Come to think of it, what class was Jay supposed to be in earlier? Lloyd racks his brain and finds he doesn't know, but then realizes Zane would have been skipping training last night to be on the roof near the school. The ninja might be a bunch of, occasionally rebellious, teens, but they take Wu's rules seriously. You show up for training, your show up for battle, and if Master Wu says attend your classes, you attend your classes. Somehow, he always knows.

Uncle Wu. Of course, if Wu can make rules, he can give permission to break them. Lloyd surreptitiously pulls his phone from his pocket and clicks the power button. He has to glance down a few times to enter his password, it's long and complicated, but once he's in he opens his text messages with Wu.

"You sicced your students on me." Lloyd hits 'send' and watches the little spinning wheel carry his message to Uncle Wu. The response is almost immediate.

"It's a stealth exercise. Feel free to throw them around if they're caught." Lloyd laughs out loud to himself, not even angry at being spied on. It's nice to know his uncle cares that much, and… well, the alleyway shook him, even if he won't admit it.

"Mister Garmadon." Lloyd's head whips up and finds, to his horror, his math instructor standing in front of the desk. "Care to share what's so funny with the rest of us?" He asks lightly.

"No, Mr.
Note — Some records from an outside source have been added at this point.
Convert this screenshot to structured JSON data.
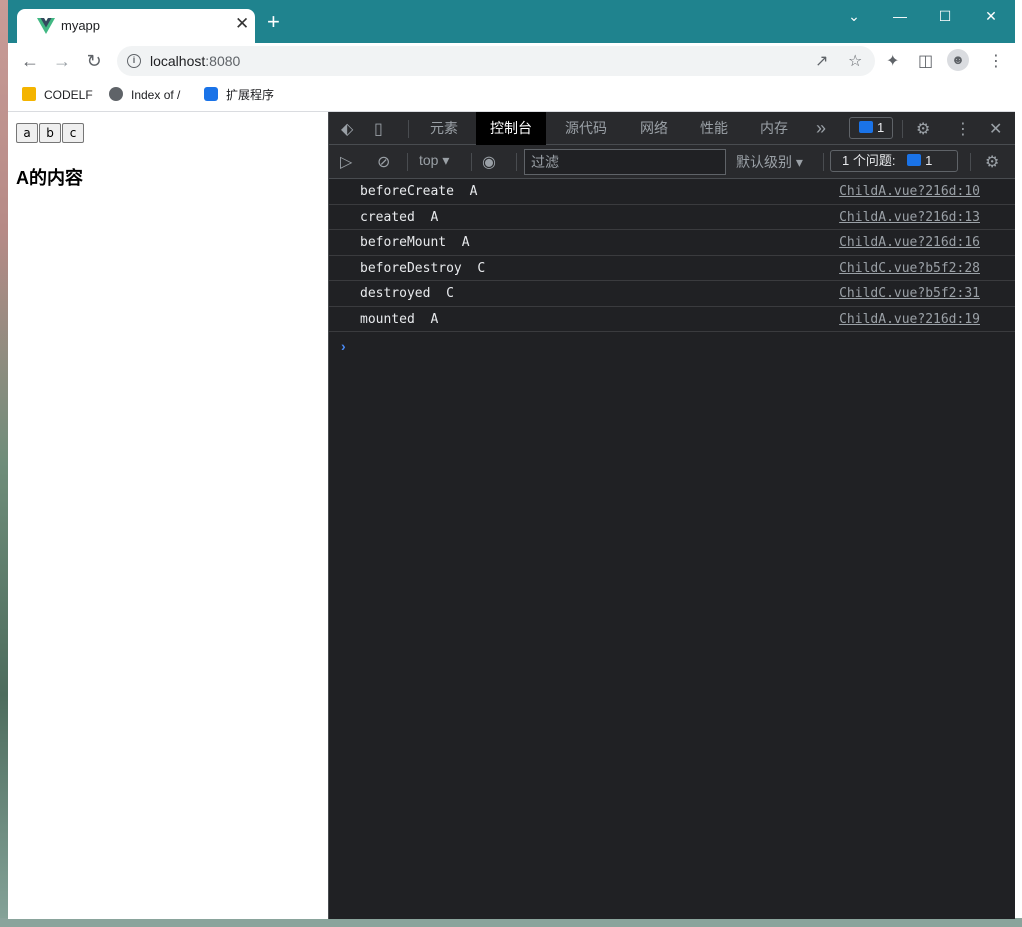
{
  "browser": {
    "tab_title": "myapp",
    "tab_close": "✕",
    "new_tab": "+",
    "window_controls": {
      "dropdown": "⌄",
      "minimize": "—",
      "maximize": "☐",
      "close": "✕"
    },
    "url_host": "localhost",
    "url_port": ":8080",
    "bookmarks": [
      {
        "label": "CODELF",
        "icon": "codelf-icon"
      },
      {
        "label": "Index of /",
        "icon": "globe-icon"
      },
      {
        "label": "扩展程序",
        "icon": "puzzle-icon"
      }
    ]
  },
  "page": {
    "buttons": [
      "a",
      "b",
      "c"
    ],
    "heading": "A的内容"
  },
  "devtools": {
    "tabs": [
      "元素",
      "控制台",
      "源代码",
      "网络",
      "性能",
      "内存"
    ],
    "active_tab": "控制台",
    "more_tabs": "»",
    "issues_badge": "1",
    "context": "top",
    "filter_placeholder": "过滤",
    "level": "默认级别",
    "issues_label": "1 个问题:",
    "issues_count": "1",
    "logs": [
      {
        "message": "beforeCreate  A",
        "source": "ChildA.vue?216d:10"
      },
      {
        "message": "created  A",
        "source": "ChildA.vue?216d:13"
      },
      {
        "message": "beforeMount  A",
        "source": "ChildA.vue?216d:16"
      },
      {
        "message": "beforeDestroy  C",
        "source": "ChildC.vue?b5f2:28"
      },
      {
        "message": "destroyed  C",
        "source": "ChildC.vue?b5f2:31"
      },
      {
        "message": "mounted  A",
        "source": "ChildA.vue?216d:19"
      }
    ],
    "prompt": "›"
  },
  "colors": {
    "titlebar": "#1f838e",
    "devtools_bg": "#202124",
    "accent_blue": "#1a73e8"
  }
}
Moor," Lloyd says, ducking his head and quickly turning off the phone.

"Really," His teacher, Mr. Moor, looks unimpressed. "Let's see then, shall we?" He snatches the phone from Lloyd's lap and clicks it open. It is, of course, locked, and Mr. Moor spends a couple minutes trying out several passwords. Finally he pockets the phone and, with a glare, says, "you may have this back after detention, young man." With that, Mr. Moor returns to the front of the classroom, and Lloyd slumps in his seat as his classmates snicker and whisper victory cheers around him. The thought passes through his mind that teachers shouldn't try breaking into your phone, but he's long since given up spending energy on those worries.